Exotic spheres and the topology of symplectomorphism groups

TL;DR

This paper demonstrates that certain high-dimensional symplectomorphism groups exhibit complex topological features, such as non-contractibility and non-simply-connectedness, using exotic spheres and Dehn twists in cotangent bundles.

Contribution

It provides new examples of symplectomorphism groups with nontrivial topology, showing dependence on parametrization and the existence of exotic structures, extending understanding of symplectic topology.

Findings

Dehn twists depend on parametrization up to Hamiltonian isotopy

Symplectomorphism groups are not simply-connected

Existence of exotic symplectic structures on cotangent bundles

Abstract

We show that, for certain families $\phi_{\mathbf{s}}$ of diffeomorphisms of high-dimensional spheres, the commutator of the Dehn twist along the zero-section of $T^*S^n$ with the family of pullbacks $\phi^*_{\mathbf{s}}$ gives a noncontractible family of compactly-supported symplectomorphisms. In particular, we find examples: where the Dehn twist along a parametrised Lagrangian sphere depends up to Hamiltonian isotopy on its parametrisation; where the symplectomorphism group is not simply-connected, and where the symplectomorphism group does not have the homotopy-type of a finite CW-complex.

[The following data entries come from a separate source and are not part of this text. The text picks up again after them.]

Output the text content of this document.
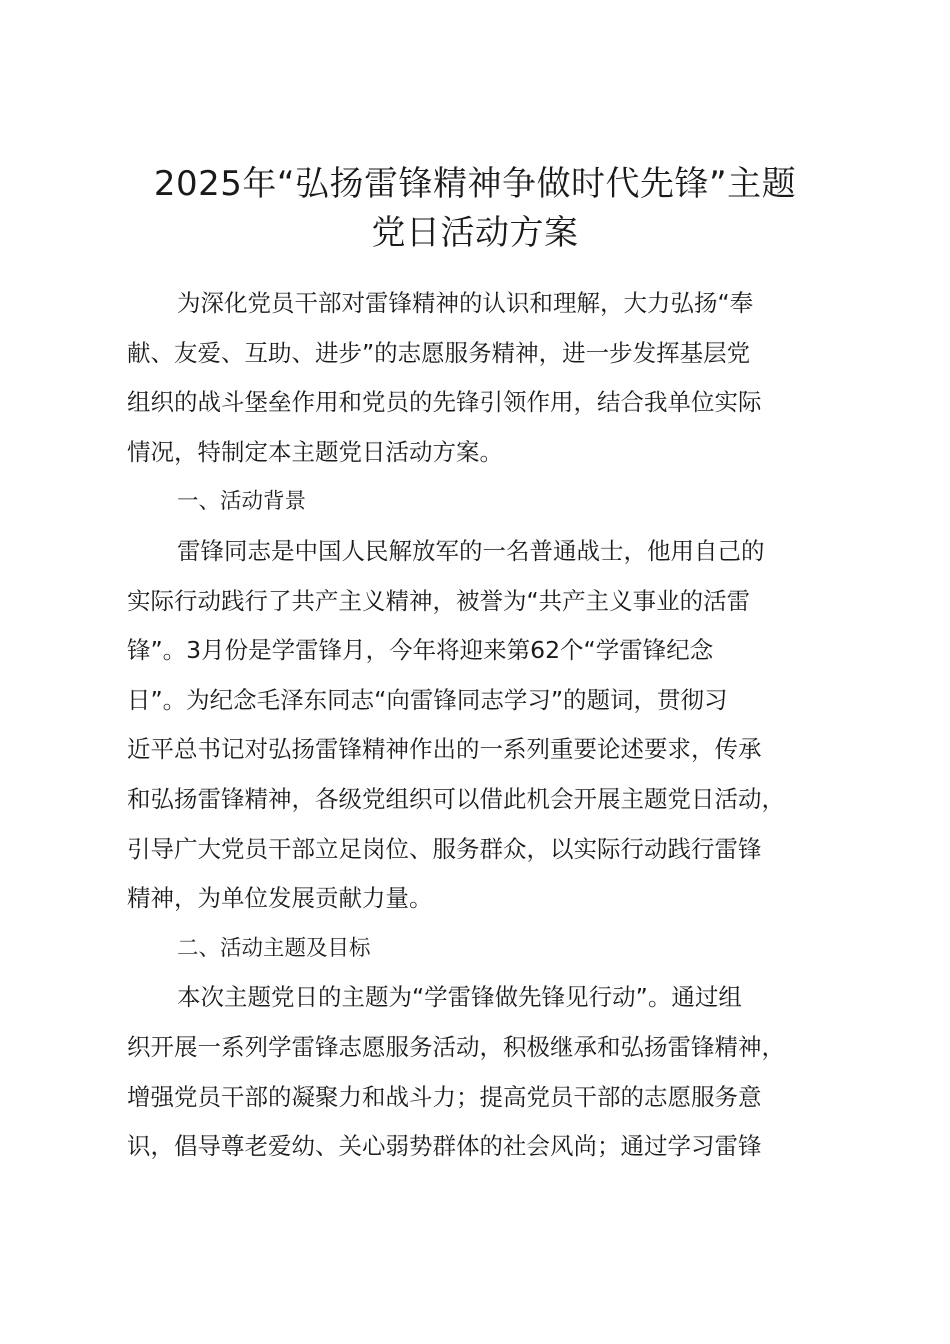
2025年“弘扬雷锋精神争做时代先锋”主题
党日活动方案

为深化党员干部对雷锋精神的认识和理解，大力弘扬“奉

献、友爱、互助、进步”的志愿服务精神，进一步发挥基层党

组织的战斗堡垒作用和党员的先锋引领作用，结合我单位实际

情况，特制定本主题党日活动方案。

一、活动背景

雷锋同志是中国人民解放军的一名普通战士，他用自己的

实际行动践行了共产主义精神，被誉为“共产主义事业的活雷

锋”。3月份是学雷锋月，今年将迎来第62个“学雷锋纪念

日”。为纪念毛泽东同志“向雷锋同志学习”的题词，贯彻习

近平总书记对弘扬雷锋精神作出的一系列重要论述要求，传承

和弘扬雷锋精神，各级党组织可以借此机会开展主题党日活动，

引导广大党员干部立足岗位、服务群众，以实际行动践行雷锋

精神，为单位发展贡献力量。

二、活动主题及目标

本次主题党日的主题为“学雷锋做先锋见行动”。通过组

织开展一系列学雷锋志愿服务活动，积极继承和弘扬雷锋精神，

增强党员干部的凝聚力和战斗力；提高党员干部的志愿服务意

识，倡导尊老爱幼、关心弱势群体的社会风尚；通过学习雷锋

We show that these phenomena persist for Dehn twists along the standard matching spheres of the $A_m$-Milnor fibre. The nontriviality is detected by considering the action of symplectomorphisms on the space of parametrised Lagrangian submanifolds. We find related examples of symplectic mapping classes for $T^*(S^n\times S^1)$ and of an exotic symplectic structure on $T^*(S^n\times S^1)$ standard at infinity.